The ATC had on Wednesday convicted Saeed and his associate Malik Zafar Iqbal on terror charges.

Iqbal, a close aide of Saeed, was also sentenced to five and a half years each in both cases. He was the secretary of the Al-Anfaal Trust, also run by the JuD. The convicts were facing Sections 11-F(2) , 11-N, 11-H, 11-K of Anti-terrorism Act in both FIRs.

The court awarded six months jail to Saeed and Zafar under 11-F(2) ATA (being a member of a banned outfit and supporting and arranging meetings of a proscribed organisation) in FIR no 30/2019 registered by the CTD Lahore.

In the same FIR, the convicts have been awarded five-year jail term under Section 11-N ATA (money laundering, illegal fundraising and buying properties from raised funds).

In FIR No 32/2019 registered by the CTD Gujranwala, the JuD leadership was awarded five months jail term under Section 11-F2 ATA (member of a banned outfit, arranging activities of organisation and extending support). Five-year jail term was awarded in this FIR under 11-N-ATA. The court also imposed a fine of Rs 15,000 to both the convicts in each case.

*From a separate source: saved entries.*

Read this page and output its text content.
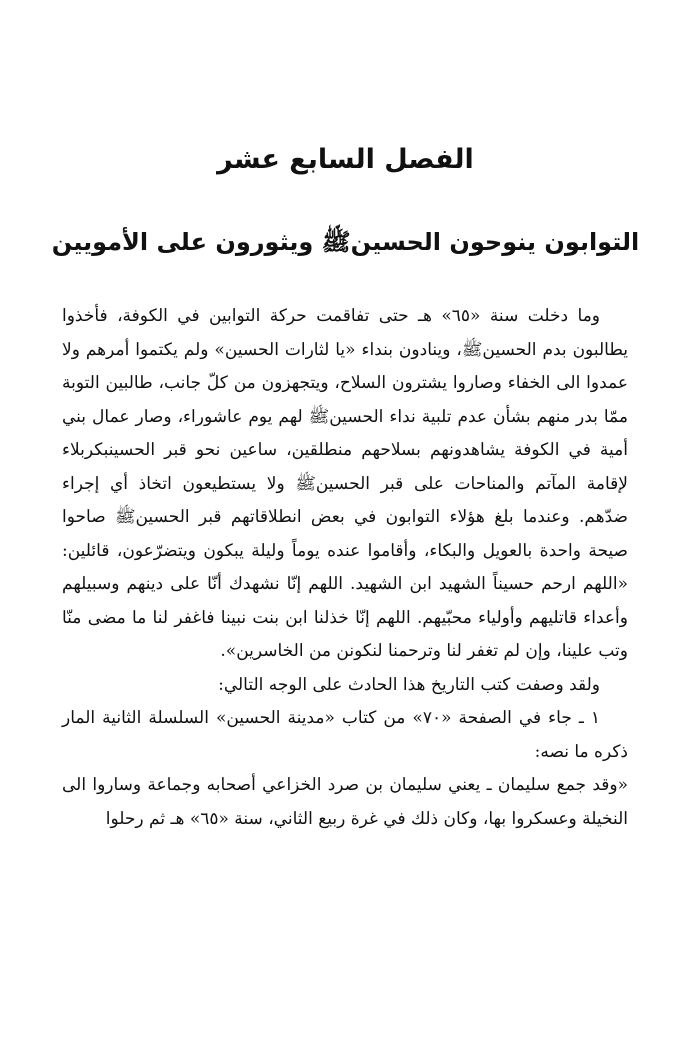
الفصل السابع عشر
التوابون ينوحون الحسينﷺ ويثورون على الأمويين

وما دخلت سنة «٦٥» هـ حتى تفاقمت حركة التوابين في الكوفة، فأخذوا يطالبون بدم الحسينﷺ، وينادون بنداء «يا لثارات الحسين» ولم يكتموا أمرهم ولا عمدوا الى الخفاء وصاروا يشترون السلاح، ويتجهزون من كلّ جانب، طالبين التوبة ممّا بدر منهم بشأن عدم تلبية نداء الحسينﷺ لهم يوم عاشوراء، وصار عمال بني أمية في الكوفة يشاهدونهم بسلاحهم منطلقين، ساعين نحو قبر الحسينبكربلاء لإقامة المآتم والمناحات على قبر الحسينﷺ ولا يستطيعون اتخاذ أي إجراء ضدّهم. وعندما بلغ هؤلاء التوابون في بعض انطلاقاتهم قبر الحسينﷺ صاحوا صيحة واحدة بالعويل والبكاء، وأقاموا عنده يوماً وليلة يبكون ويتضرّعون، قائلين: «اللهم ارحم حسيناً الشهيد ابن الشهيد. اللهم إنّا نشهدك أنّا على دينهم وسبيلهم وأعداء قاتليهم وأولياء محبّيهم. اللهم إنّا خذلنا ابن بنت نبينا فاغفر لنا ما مضى منّا وتب علينا، وإن لم تغفر لنا وترحمنا لنكونن من الخاسرين».

ولقد وصفت كتب التاريخ هذا الحادث على الوجه التالي:

١ ـ جاء في الصفحة «٧٠» من كتاب «مدينة الحسين» السلسلة الثانية المار ذكره ما نصه:

«وقد جمع سليمان ـ يعني سليمان بن صرد الخزاعي أصحابه وجماعة وساروا الى النخيلة وعسكروا بها، وكان ذلك في غرة ربيع الثاني، سنة «٦٥» هـ ثم رحلوا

Both the sentences would run concurrently and the convicts have been given benefit of Section 382-B of the Criminal Procedure Code (CrPC). This means that both convicts will have to undergo only five and a half years jail term and the time of their jail term will start from the date of arrest.

The conviction of Saeed also strengthensIslamabad’s case at the Financial Action Task Force (FATF), which is set to meet this month to decide on Pakistan’s fate.

Pakistan was placed on the ‘grey list’ by the FATF in June 2018 and was given a plan of action to complete it by October 2019 or face the risk of being placed on the blacklist along with Iran and North Korea.

However, in October 2019 meeting, the FATF board noted that Pakistan addressed only five out of the 27 tasks given to it in controlling terror funding and money laundering. It asked Pakistan to swiftly complete its full action plan by February 2020.

A team led by Minister for Economic Affairs Hammad Azhar defended the country’s compliance report during the joint group of FATF meeting held in Beijing last month.

The FATF was satisfied with the report that the country submitted to the international watchdog as part of review process.